Tuesday, September 6, 2011

Labour Day


I learned how to blog from a master, Chris Brogan. Chris has an unfailing framework - think of a topic, find a Creative Commons picture on flickr, and take it from there. While I can't pretend to be in his league as far as useful posts are concerned, at least I can follow his framework. So far, I like it - let me know if you don't, and if not, why not.

So I went looking for a picture about Labour Day. I found lots of lovely beach and barbecue photographs, which I guess is how most North Americans spend this day. I was hoping to find a picture of the massive march that took place in Toronto today, honouring Jack Layton, but no such luck. Since I only use Creative Commons pictures, I was a little stuck. Then I found this picture, of a sign with no workers. Bingo.

A few years ago, I was very excited to read Thomas Friedman's "The World is Flat". It's a hymn of praise to globalisation, to the commodification of labour. Any job that can be automated, will be, or else it will be outsourced to a cheaper worker in a Third World country who can (and will) do the same work for much lower pay. The response of the West has been to turn to those things that cannot be automated - design, analysis, the creative work. As Daniel Pink says in his book "A Whole New Mind", the MFA is the new MBA. All very exciting for those creative, right-brain types who have been struggling in a world designed by left-brain people. (This is a fun test to see which one you are!).

But what about the millions of people who are still being churned out by early-20th-century schools, prepared for work in factories that aren't there? While it is true that some manufacturing appears to be coming back, given that they don't make cheap Chinese labour like they used to, these dark Satanic mills aren't going to provide the kind of pay and perks that used to follow from a Grade 12 education. So nowadays everybody has to go to post-secondary education and load themselves down with impossible levels of student debt. When they come out, four years older, they may or may not find a position that will allow them to pay it off.

If they are smart, they go into "high-touch" professions such as nursing or cooking. Nobody has yet figured out how to outsource changing an IV bag or putting actual food on a plate. While the radiologist who analyses your MRI might be in another country, the technologist who puts you in the machine has to be in the same room with you. Both the dentist who repairs your teeth and the hygienist who cleans them have to be real people in physical contact with you. The plumber who unplugs your toilet and the roofer who fixes your ice dams cannot do these things from India. For these professions, the future does not look as bleak. While all these jobs could conceivably be automated, it is debatable whether people would want them to be. While many of us dream of a robot maid like Rosie, few of us are looking to have our teeth cleaned or our appendix removed by robots.

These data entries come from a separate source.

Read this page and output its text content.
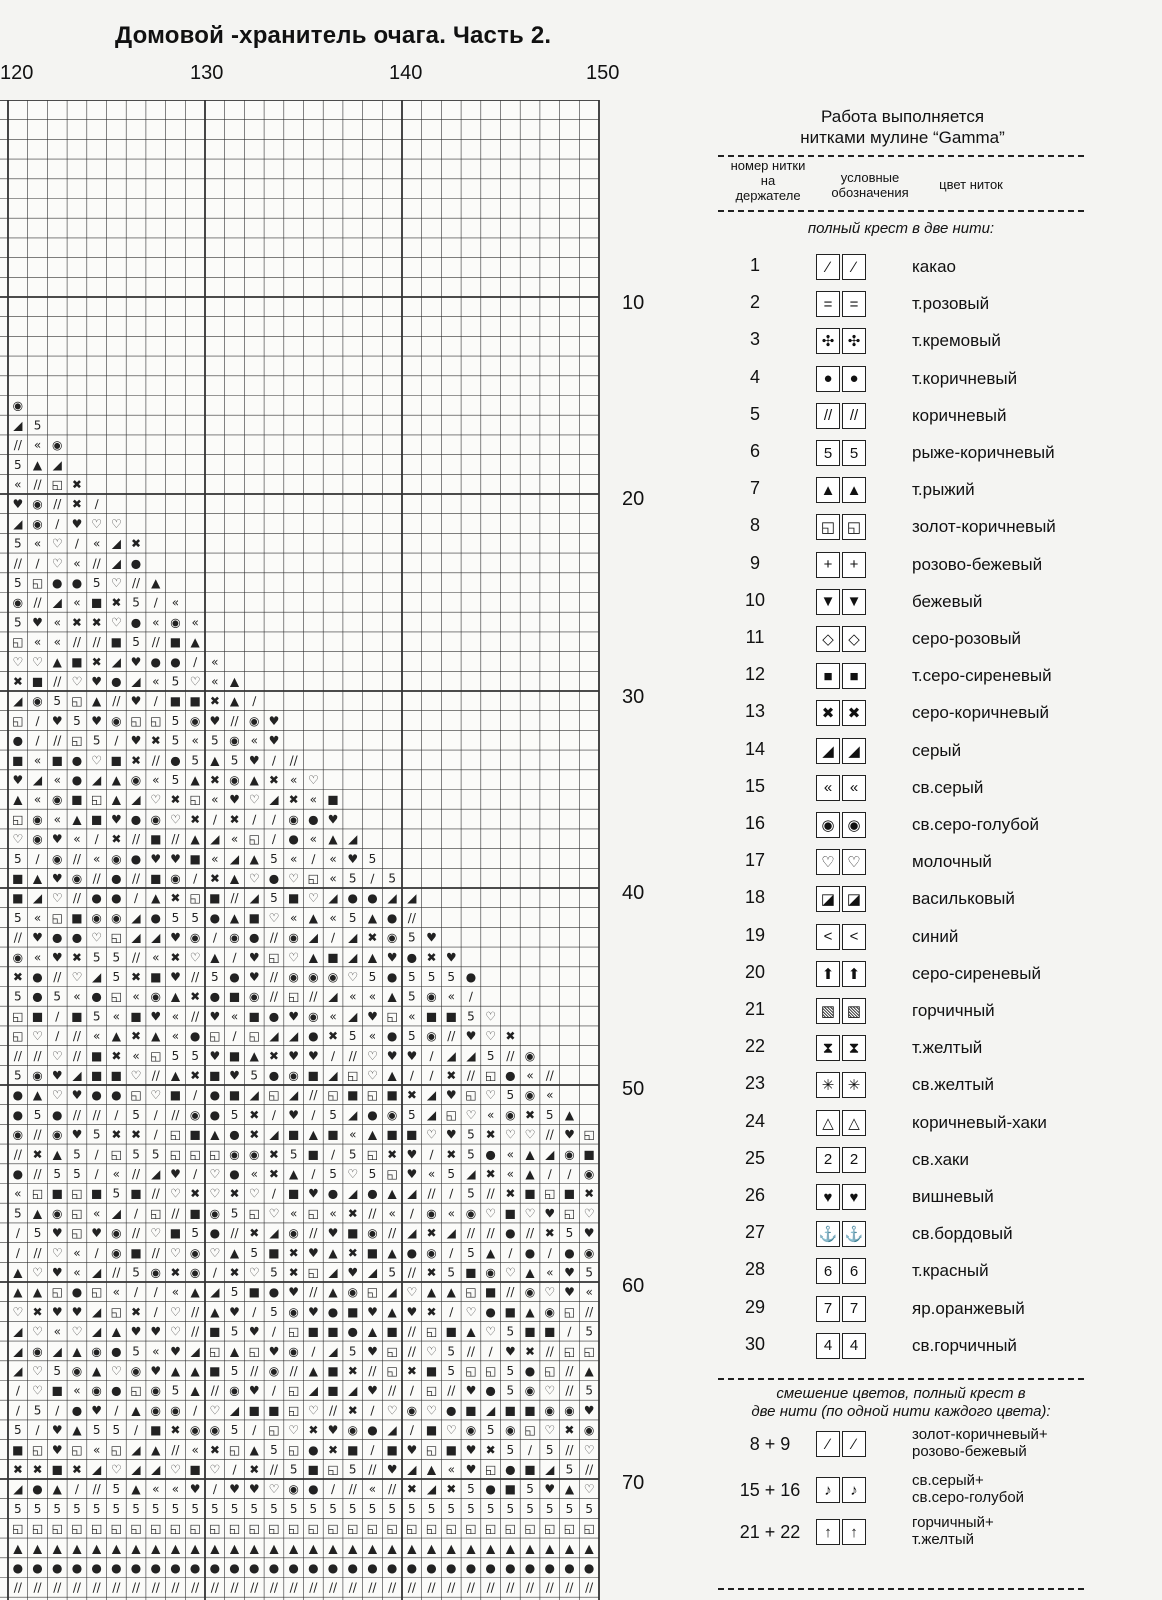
Домовой -хранитель очага. Часть 2.
120	130	140	150
10
20
30
40
50
60
70
◉
◢ 5
// « ◉
5 ▲ ◢
« // ◱ ✖
♥ ◉ // ✖ ∕
◢ ◉ ∕ ♥ ♡ ♡
5 « ♡ ∕ « ◢ ✖
// ∕ ♡ « // ◢ ●
5 ◱ ● ● 5 ♡ // ▲
◉ // ◢ « ■ ✖ 5 ∕ «
5 ♥ « ✖ ✖ ♡ ● « ◉ «
◱ « « // // ■ 5 // ■ ▲
♡ ♡ ▲ ■ ✖ ◢ ♥ ● ● ∕ «
✖ ■ // ♡ ♥ ● ◢ « 5 ♡ « ▲
◢ ◉ 5 ◱ ▲ // ♥ ∕ ■ ■ ✖ ▲ ∕
◱ ∕ ♥ 5 ♥ ◉ ◱ ◱ 5 ◉ ♥ // ◉ ♥
● ∕ // ◱ 5 ∕ ♥ ✖ 5 « 5 ◉ « ♥
■ « ■ ● ♡ ■ ✖ // ● 5 ▲ 5 ♥ ∕ //
♥ ◢ « ● ◢ ▲ ◉ « 5 ▲ ✖ ◉ ▲ ✖ « ♡
▲ « ◉ ■ ◱ ▲ ◢ ♡ ✖ ◱ « ♥ ♡ ◢ ✖ « ■
◱ ◉ « ▲ ■ ♥ ● ◉ ♡ ✖ ∕ ✖ ∕ ∕ ◉ ● ♥
♡ ◉ ♥ « ∕ ✖ // ■ // ▲ ◢ « ◱ ∕ ● « ▲ ◢
5 ∕ ◉ // « ◉ ● ♥ ♥ ■ « ◢ ▲ 5 « ∕ « ♥ 5
■ ▲ ♥ ◉ // ● // ■ ◉ ∕ ✖ ▲ ♡ ● ♡ ◱ « 5 ∕ 5
■ ◢ ♡ // ● ● ∕ ▲ ✖ ◱ ■ // ◢ 5 ■ ♡ ◢ ● ● ◢ ◢
5 « ◱ ■ ◉ ◉ ◢ ● 5 5 ● ▲ ■ ♡ « ▲ « 5 ▲ ● //
// ♥ ● ● ♡ ◱ ◢ ◢ ♥ ◉ ∕ ◉ ● // ◉ ◢ ∕ ◢ ✖ ◉ 5 ♥
◉ « ♥ ✖ 5 5 // « ✖ ♡ ▲ ∕ ♥ ◱ ♡ ▲ ■ ◢ ▲ ♥ ● ✖ ♥
✖ ● // ♡ ◢ 5 ✖ ■ ♥ // 5 ● ♥ // ◉ ◉ ◉ ♡ 5 ● 5 5 5 ●
5 ● 5 « ● ◱ « ◉ ▲ ✖ ● ■ ◉ // ◱ // ◢ « « ▲ 5 ◉ « ∕
◱ ■ ∕ ■ 5 « ■ ♥ « // ♥ « ■ ● ♥ ◉ « ◢ ♥ ◱ « ■ ■ 5 ♡
◱ ♡ ∕ // « ▲ ✖ ▲ « ● ◱ ∕ ◱ ◢ ◢ ● ✖ 5 « ● 5 ◉ // ♥ ♡ ✖
// // ♡ // ■ ✖ « ◱ 5 5 ♥ ■ ▲ ✖ ♥ ♥ ∕ // ♡ ♥ ♥ ∕ ◢ ◢ 5 // ◉
5 ◉ ♥ ◢ ■ ■ ♡ // ▲ ✖ ■ ♥ 5 ● ◉ ■ ◢ ◱ ♡ ▲ ∕ ∕ ✖ // ◱ ● « //
● ▲ ♡ ♥ ● ● ◱ ♡ ■ ∕ ● ■ ◢ ◱ ◢ // ◱ ■ ◱ ■ ✖ ◢ ♥ ◱ ♡ 5 ◉ «
● 5 ● // // ∕ 5 ∕ // ◉ ● 5 ✖ ∕ ♥ ∕ 5 ◢ ● ◉ 5 ◢ ◱ ♡ « ◉ ✖ 5 ▲
◉ // ◉ ♥ 5 ✖ ✖ ∕ ◱ ■ ▲ ● ✖ ◢ ■ ▲ ■ « ▲ ■ ■ ♡ ♥ 5 ✖ ♡ ♡ // ♥ ◱
// ✖ ▲ 5 ∕ ◱ 5 5 ◱ ◱ ◱ ◉ ◉ ✖ 5 ■ ∕ 5 ◱ ✖ ♥ ∕ ✖ 5 ● « ▲ ◢ ◉ ■
● // 5 5 ∕ « // ◢ ♥ ∕ ♡ ● « ✖ ▲ ∕ 5 ♡ 5 ◱ ♥ « 5 ◢ ✖ « ▲ ∕ ∕ ◉
« ◱ ■ ◱ ■ 5 ■ // ♡ ✖ ♡ ✖ ♡ ∕ ■ ♥ ● ◢ ● ▲ ◢ // ∕ 5 // ✖ ■ ◱ ■ ✖
5 ▲ ◉ ◱ « ◢ ∕ ◱ // ■ ◉ 5 ◱ ♡ « ◱ « ✖ // « ∕ ◉ « ◉ ♡ ■ ♡ ♥ ◱ ♡
∕ 5 ♥ ◱ ♥ ◉ // ♡ ■ 5 ● // ✖ ◢ ◉ // ♥ ■ ◉ // ◢ ✖ ◢ // // ● // ✖ 5 ♥
∕ // ♡ « ∕ ◉ ■ // ♡ ◉ ♡ ▲ 5 ■ ✖ ♥ ▲ ✖ ■ ▲ ● ◉ ∕ 5 ▲ ∕ ● ∕ ● ◉
▲ ♡ ♥ « ◢ // 5 ◉ ✖ ◉ ∕ ✖ ♡ 5 ✖ ◱ ◢ ♥ ◢ 5 // ✖ 5 ■ ◉ ♡ ▲ « ♥ 5
▲ ▲ ◱ ● ◱ « ∕ ∕ « ▲ ◢ 5 ■ ● ♥ // ▲ ◉ ◱ ◢ ♡ ▲ ▲ ◱ ■ // ◉ ♡ ♥ «
♡ ✖ ♥ ♥ ◢ ◱ ✖ ∕ ♡ // ▲ ♥ ∕ 5 ◉ ♥ ● ■ ♥ ▲ ♥ ✖ ∕ ♡ ● ■ ▲ ◉ ◱ //
◢ ♡ « ♡ ◢ ▲ ♥ ♥ ♡ // ■ 5 ♥ ∕ ◱ ■ ■ ● ▲ ■ // ◱ ■ ▲ ♡ 5 ■ ■ ∕ 5
◢ ◉ ◢ ▲ ◉ ● 5 « ♥ ◢ ◱ ▲ ◱ ♥ ◉ ∕ ◢ 5 ♥ ◱ // ♡ 5 // ∕ ♥ ✖ // ◱ ◱
◢ ♡ 5 ◉ ▲ ♡ ◉ ♥ ▲ ▲ ■ 5 // ◉ // ▲ ■ ✖ // ◱ ✖ ■ 5 ◱ ◱ 5 ● ◱ // ▲
∕ ♡ ■ « ◉ ● ◱ ◉ 5 ▲ // ◉ ♥ ∕ ◱ ◢ ■ ◢ ♥ // ∕ ◱ // ♥ ● 5 ◉ ♡ // 5
∕ 5 ∕ ● ♥ ∕ ▲ ◉ ◉ ∕ ♡ ◢ ■ ■ ◱ ♡ // ✖ ∕ ♡ ◉ ♡ ● ■ ◢ ■ ■ ◉ ◉ ♥
5 ∕ ♥ ▲ 5 5 ∕ ■ ✖ ◉ ◉ 5 ∕ ◱ ♡ ✖ ♥ ◉ ● ◢ ∕ ■ ♡ ◉ 5 ◉ ◱ ♡ ✖ ◉
■ ◱ ♥ ◱ « ◱ ◢ ▲ // « ✖ ◱ ▲ 5 ◱ ● ✖ ■ ∕ ■ ♥ ◱ ■ ♥ ✖ 5 ∕ 5 // ♡
✖ ✖ ■ ✖ ◢ ♡ ◢ ◢ ♡ ■ ♡ ∕ ✖ // 5 ■ ◱ 5 // ♥ ◢ ▲ « ♥ ◱ ● ■ ◢ 5 //
◢ ● ▲ ∕ // 5 ▲ « « ♥ ∕ ♥ ♥ ♡ ◉ ● ∕ // « // ✖ ◢ ✖ 5 ● ■ 5 ♥ ▲ ♡
5 5 5 5 5 5 5 5 5 5 5 5 5 5 5 5 5 5 5 5 5 5 5 5 5 5 5 5 5 5
◱ ◱ ◱ ◱ ◱ ◱ ◱ ◱ ◱ ◱ ◱ ◱ ◱ ◱ ◱ ◱ ◱ ◱ ◱ ◱ ◱ ◱ ◱ ◱ ◱ ◱ ◱ ◱ ◱ ◱
▲ ▲ ▲ ▲ ▲ ▲ ▲ ▲ ▲ ▲ ▲ ▲ ▲ ▲ ▲ ▲ ▲ ▲ ▲ ▲ ▲ ▲ ▲ ▲ ▲ ▲ ▲ ▲ ▲ ▲
● ● ● ● ● ● ● ● ● ● ● ● ● ● ● ● ● ● ● ● ● ● ● ● ● ● ● ● ● ●
// // // // // // // // // // // // // // // // // // // // // // // // // // // // // //
Работа выполняется
нитками мулине “Gamma”
номер нитки на держателе
условные обозначения
цвет ниток
полный крест в две нити:
1	∕	∕	какао
2	=	=	т.розовый
3	✣ ✣	т.кремовый
4	●	●	т.коричневый
5	//	//	коричневый
6	5	5	рыже-коричневый
7	▲ ▲	т.рыжий
8	◱ ◱	золот-коричневый
9	+	+	розово-бежевый
10	▼ ▼	бежевый
11	◇ ◇	серо-розовый
12	■	■	т.серо-сиреневый
13	✖ ✖	серо-коричневый
14	◢ ◢	серый
15	«	«	св.серый
16	◉ ◉	св.серо-голубой
17	♡ ♡	молочный
18	◪ ◪	васильковый
19	<	<	синий
20	⬆ ⬆	серо-сиреневый
21	▧ ▧	горчичный
22	⧗	⧗	т.желтый
23	✳ ✳	св.желтый
24	△ △	коричневый-хаки
25	2	2	св.хаки
26	♥	♥	вишневый
27	⚓ ⚓	св.бордовый
28	6	6	т.красный
29	7	7	яр.оранжевый
30	4	4	св.горчичный
смешение цветов, полный крест в
две нити (по одной нити каждого цвета):
8 + 9	∕	∕
золот-коричневый+
розово-бежевый
15 + 16	♪	♪
св.серый+
св.серо-голубой
21 + 22	↑	↑
горчичный+
т.желтый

So, what's the answer? If I could predict the future, I wouldn't be worrying about funding my retirement. Given the breathtaking rapidity with which the world has been changing, I would not presume to predict the kind of professions my children might be looking at - there are many jobs now that did not exist ten years ago. The tragedy is in the mismatch between the skills of the unemployed and those required by the employers. A whole generation is being laid off and declared redundant. This is an incredibly dangerous and volatile situation. If our governments do not have the wisdom and resources to deal with it, the riots in London and Vancouver will only be the beginning.

What do you think? What kind of schooling will save our generation, and the ones that follow?